Netflix is testing Fast Laughs, a stream of comedy clips hand-picked by Netflix, on its TV app. The feature lets you sift through a collection of funny short videos — each about 30 seconds or longer — from shows and movies on Netflix, with the goal of introducing you to new content or helping you decide on what to watch.
Once you’ve opted into the feature (and if you’re part of the test), you can access Fast Laughs by scrolling down on the Netflix homepage until you reach the Fast Laughs row. From there, you can click into the feature, where full-screen clips from Army of the Dead, Big Mouth, Jerry Seinfeld’s stand-up special, and more overtake your screen. You can use the arrows on either side of the clip to advance to the next clip or return to the previous one, and you’ll also get the option to add a title to your List, as well as jump right into the presented show or movie.
Unlike Netflix’s Play Something feature, which lets you shuffle through content suggestions tailored to your taste, Fast Laughs is curated entirely by Netflix staff — this means you won’t get that personalized touch, potentially making browsing a little boring. But at the same time, the algorithm-stripped Fast Laughs might expose you to different content than what Netflix’s deeply ingrained recommendation system already calls your attention to, which, at least for me, tends to get pretty stale.
Last year, Netflix rolled out Fast Laughs on its mobile app. As opposed to the TV version of the feature, Fast Laughs on mobile presents itself in a vertical, TikTok-like stream that you can seamlessly scroll through. It also provides options on the right side of each clip, letting you share it, add the show to your List, and react using a “LOL” button, making it (understandably so) more social than the TV version.

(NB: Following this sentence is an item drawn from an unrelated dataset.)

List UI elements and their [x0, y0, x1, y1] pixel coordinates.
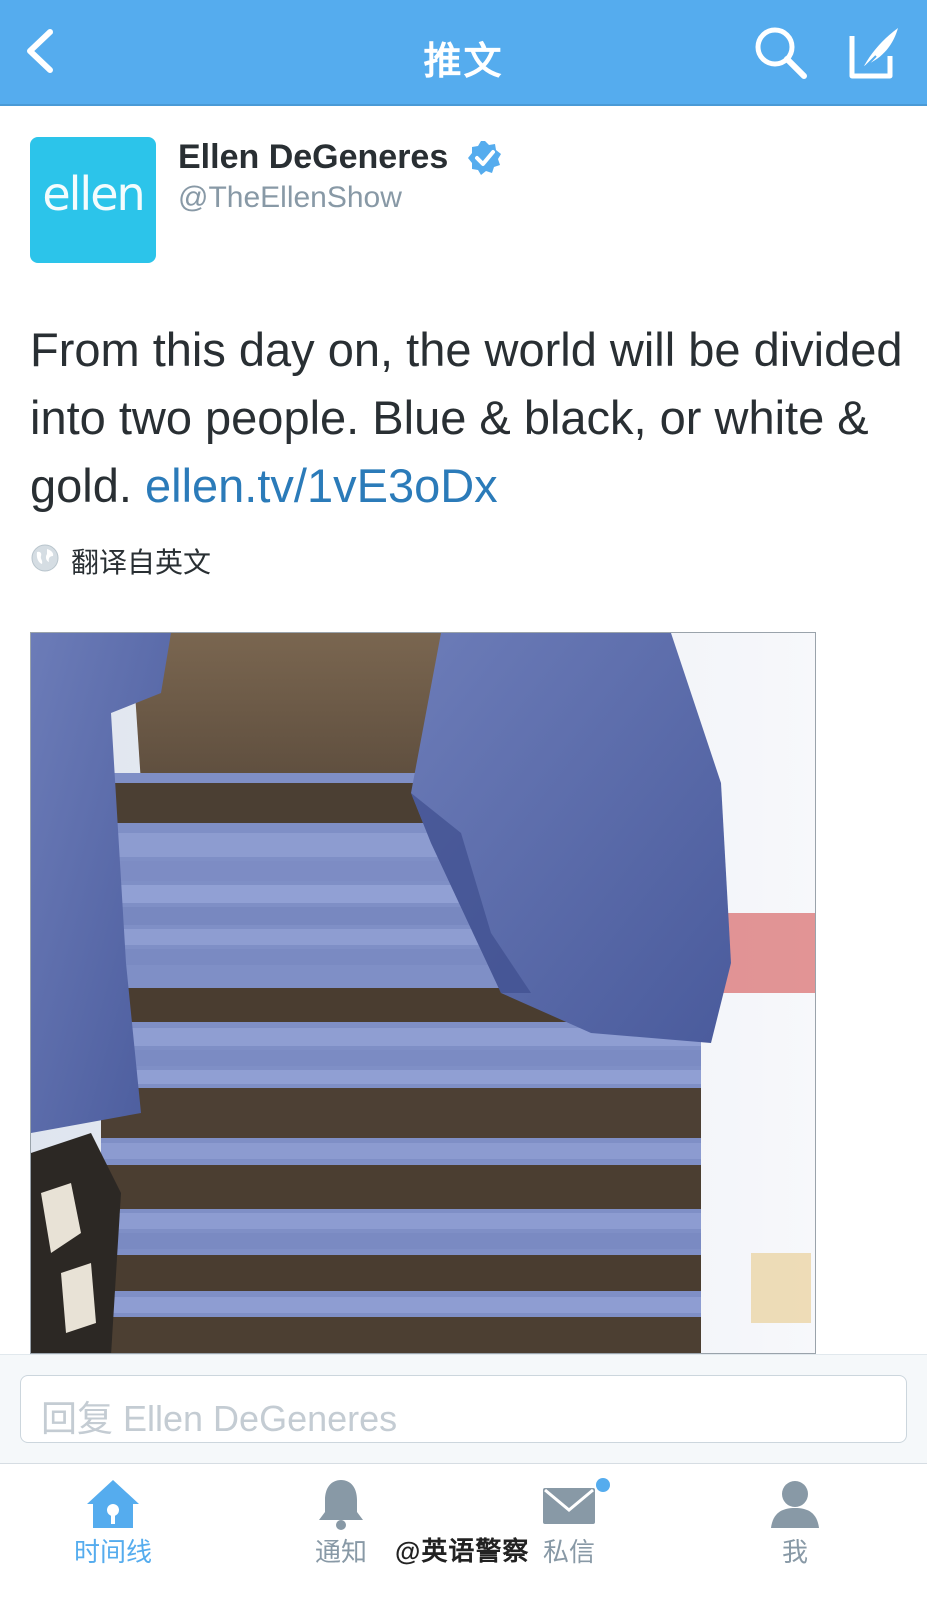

Netflix’s Fast Laugh feature is slowly rolling out to users in the US, Canada, UK, New Zealand, Australia, Ireland, and “other select English-speaking countries.” Only adult profiles have access to the feature, and you’ll have to bypass a content warning to start watching the stream. It remains unclear how many people are part of the Fast Laughs test for TVs, as well as when (or if) it will be rolled out to all users.